Expanding About this result to more places
About this result helps you see more context about any Search result before you ever visit a web page, just by tapping the three dots next to the result. Since launching last year, people have used About this result more than 2.4 billion times, and we’re bringing it to even more people and places - with eight more languages including Portuguese (PT), French (FR), Italian (IT), German (DE), Dutch (NL), Spanish (ES), Japanese (JP) and Indonesian (ID), coming later this year.
This week, we’re adding more context to About this result, such as how widely a source is circulated, online reviews about a source or company, whether a company is owned by another entity, or even when our systems can’t find much info about a source – all pieces of information that can provide important context.

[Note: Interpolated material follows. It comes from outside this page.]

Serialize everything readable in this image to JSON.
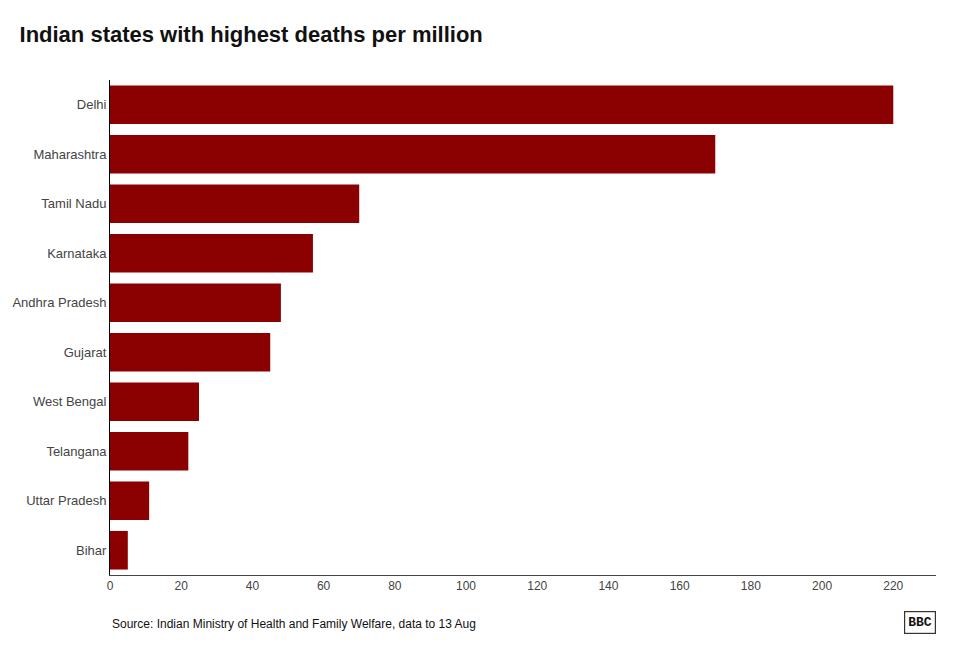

And we’ve now launched About this page in the Google app, so you can get helpful context about websites as you’re browsing the web. Just swipe up from the navigation bar on any page to get more information about the source – helping you explore with confidence, no matter where you are online.
With About this page in the Google app, you can get helpful context on websites as you’re browsing.
Expanding content advisories for information gaps
Sometimes interest in a breaking news topic travels faster than facts, or there isn’t enough reliable information online about a given subject. Information literacy experts often refer to these situations as data voids. To address these, we show content advisories in situations when a topic is rapidly evolving, indicating that it might be best to check back later when more sources are available.
Now we’re expanding content advisories to searches where our systems don’t have high confidence in the overall quality of the results available for the search. This doesn’t mean that no helpful information is available, or that a particular result is low-quality. These notices provide context about the whole set of results on the page, and you can always see the results for your query, even when the advisory is present.
New content advisories on searches where our systems don’t have high confidence in the overall quality of the results.
Educating people about misinformation
Beyond our products, we’re making investments into programs and partnerships to help educate people about misinformation. Since 2018, the Google News Initiative (GNI) has invested nearly $75 million in projects and partnerships working to strengthen media literacy and combat misinformation around the world.
Today, we’re announcing that Google is partnering with MediaWise at the Poynter Institute for Media Studies and PBS NewsHour Student Reporting Labs to develop information literacy lesson plans for teachers of middle and high school students. It will be available for free to teachers using PBS Learning Media and for download on Poynter’s website. We’ve partnered with MediaWise since it was founded. And today’s announcement builds on the GNI’s support of its microlearning course through text and WhatsApp called Find Facts Fast.
We also announced today the results of a survey conducted by the Poynter Institute and YouGov, with support from Google, on the ways people across generational lines verify information. You can read more in our blog post.
Helping people everywhere find the information they need
Google was built on the premise that information can be a powerful thing for people around the world. We’re determined to keep doing our part to help people everywhere find what they’re looking for and give them the context they need to make informed decisions about what they see online.